2million - My Journey to Financial Freedom

A Personal Finance Blog      ANNOUNCEMENT:2million has moved to www.2millionblog.com.     

Friday, December 09, 2005

Adjusting for my Potential Tax Liability

As you may have noticed from my net worth reporting, I don't really report liabilities that are accruing such as taxes on a monthly basis. I typically receive a small refund from my income taxes each year so it has been safe to assume the withholdings from my paycheck typically cover any expected tax liabilities.

However, since I rented out my home in the latter half of the year I am losing a significant portion of my tax deductions (mortgage interest /property tax deduction) [for clarification, I will still have these deductions as rental expenses, but they will now be more than offset by the rental income]. Since I didn't change my withholding after I made this change, I have been worried about a growing tax liability.

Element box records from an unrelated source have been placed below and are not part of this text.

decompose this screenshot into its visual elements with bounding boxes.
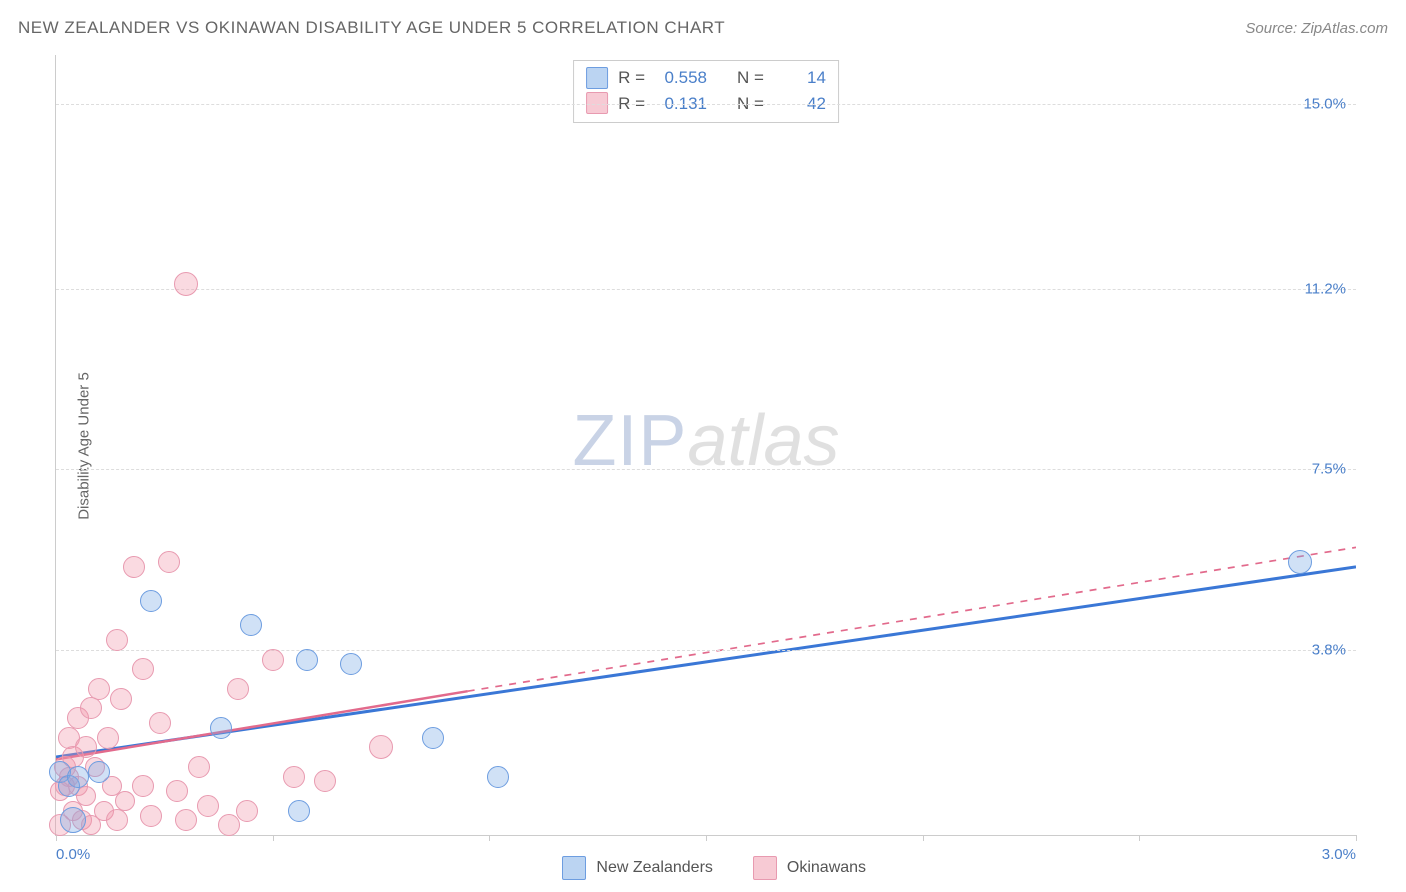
x-tick <box>923 835 924 841</box>
data-point <box>262 649 284 671</box>
data-point <box>140 590 162 612</box>
data-point <box>140 805 162 827</box>
chart-title: NEW ZEALANDER VS OKINAWAN DISABILITY AGE… <box>18 18 725 38</box>
data-point <box>283 766 305 788</box>
data-point <box>296 649 318 671</box>
stats-r-value: 0.558 <box>655 65 707 91</box>
swatch-icon <box>586 67 608 89</box>
stats-n-value: 14 <box>774 65 826 91</box>
data-point <box>1288 550 1312 574</box>
x-tick <box>489 835 490 841</box>
trendlines-layer <box>56 55 1356 835</box>
y-tick-label: 11.2% <box>1305 281 1346 298</box>
data-point <box>106 629 128 651</box>
data-point <box>132 775 154 797</box>
data-point <box>132 658 154 680</box>
y-tick-label: 3.8% <box>1312 641 1346 658</box>
data-point <box>75 736 97 758</box>
source-name: ZipAtlas.com <box>1301 20 1388 37</box>
trendline-dashed <box>468 547 1356 691</box>
data-point <box>106 809 128 831</box>
data-point <box>227 678 249 700</box>
data-point <box>88 678 110 700</box>
swatch-icon <box>562 856 586 880</box>
data-point <box>188 756 210 778</box>
legend-label: New Zealanders <box>596 859 713 877</box>
x-tick-label: 0.0% <box>56 846 90 863</box>
data-point <box>158 551 180 573</box>
data-point <box>240 614 262 636</box>
data-point <box>236 800 258 822</box>
data-point <box>110 688 132 710</box>
gridline <box>56 469 1356 470</box>
data-point <box>288 800 310 822</box>
gridline <box>56 650 1356 651</box>
x-tick <box>706 835 707 841</box>
x-tick <box>273 835 274 841</box>
data-point <box>80 697 102 719</box>
stats-r-label: R = <box>618 65 645 91</box>
y-tick-label: 15.0% <box>1303 95 1346 112</box>
data-point <box>67 766 89 788</box>
title-bar: NEW ZEALANDER VS OKINAWAN DISABILITY AGE… <box>18 18 1388 38</box>
data-point <box>166 780 188 802</box>
swatch-icon <box>753 856 777 880</box>
x-tick-label: 3.0% <box>1322 846 1356 863</box>
data-point <box>60 807 86 833</box>
source-prefix: Source: <box>1245 20 1301 37</box>
data-point <box>123 556 145 578</box>
legend-label: Okinawans <box>787 859 866 877</box>
legend-item: New Zealanders <box>562 856 713 880</box>
trendline <box>56 567 1356 757</box>
data-point <box>487 766 509 788</box>
x-tick <box>1139 835 1140 841</box>
data-point <box>369 735 393 759</box>
data-point <box>197 795 219 817</box>
series-legend: New Zealanders Okinawans <box>562 856 866 880</box>
gridline <box>56 289 1356 290</box>
plot-area: ZIPatlas R = 0.558 N = 14 R = 0.131 N = … <box>55 55 1356 836</box>
stats-n-label: N = <box>737 65 764 91</box>
stats-legend-box: R = 0.558 N = 14 R = 0.131 N = 42 <box>573 60 839 123</box>
data-point <box>218 814 240 836</box>
data-point <box>340 653 362 675</box>
data-point <box>422 727 444 749</box>
gridline <box>56 104 1356 105</box>
data-point <box>175 809 197 831</box>
data-point <box>115 791 135 811</box>
data-point <box>174 272 198 296</box>
legend-item: Okinawans <box>753 856 866 880</box>
data-point <box>88 761 110 783</box>
y-tick-label: 7.5% <box>1312 461 1346 478</box>
data-point <box>210 717 232 739</box>
source-attribution: Source: ZipAtlas.com <box>1245 20 1388 37</box>
data-point <box>149 712 171 734</box>
data-point <box>97 727 119 749</box>
data-point <box>314 770 336 792</box>
stats-row: R = 0.558 N = 14 <box>586 65 826 91</box>
x-tick <box>1356 835 1357 841</box>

Since it looks like I will hit my net worth goal for the year and it would be a more accurate reflection of my true net worth, I have decided to make an adjustment of $3,000 in tax liability for the month of December on my balance sheet. This liability combined with my current withholdings should adequately cover my estimated tax exposure for the year. Luckily I have a line item for tax liability on my net worth report to easily account for this adjustment.


  • Why will you lose your mortgage intereset deduction?? you shouldnt, also you can depreciate down the value of the building over 27.5 years. Take the assessed value of the building divide by 27.5 and that is how much you can depreciate. you should be saving taxes, not paying more. Hopefully if everything works right you might show a loss on the rental

    By Blogger SLOMONEY, at 11:38 AM  

  • Slomoney - I apologize for the confusion.

    The real problem is threefold. My earned income has increased, I am now renting, and the rental property will show a much smaller loss than what I had hoped it would be.

    I recently did an exercise to calculate my rental loss for the year and it turns out that it won't be as big a write off as I initially anticipated (even after depreciation, mortgage interest expenses, maintenance, etc).

    I quickly estimated that the result may be ~$3,000 in additional tax liability.

    By Blogger 2million, at 12:42 PM  

  • Great blog! Alot of detail. I like the accounting mentality of this site. Keep up the value, it's great. Mine is www.journeytoamillion.blogspot.com

    By Blogger Ryanlds, at 1:17 AM  

  • well you need to buy another rental property to get extra depreciation!!!!

    By Blogger Adventures In Money Making, at 4:07 PM  

  • What about your tax deferred retirement accounts (401K, traditional IRA)? $100K in retirement assets may net $75K or less after taxes. The same holds true for brokerage accounts and unrealized capital gains (only a 15% hit, plus whatever the state takes, which can be another 5-10%). Without considering unpaid taxes you may significantly overestimate the money you have left to spend.

    By Anonymous Anonymous, at 10:59 PM  

  • $2M,
    I've really enjoyed reading your blog. Question for you:
    How are you estimating and then doing your taxes?
    By hand?
    Turbotax? The quicken tax wizard?
    In general what are you using to track your cash accounts / cash flow?

    By Blogger makingourway, at 9:46 AM  

  • This year Im using Taxcut (i usually use whatever is cheaper) and I currently use MS Money for my pf software.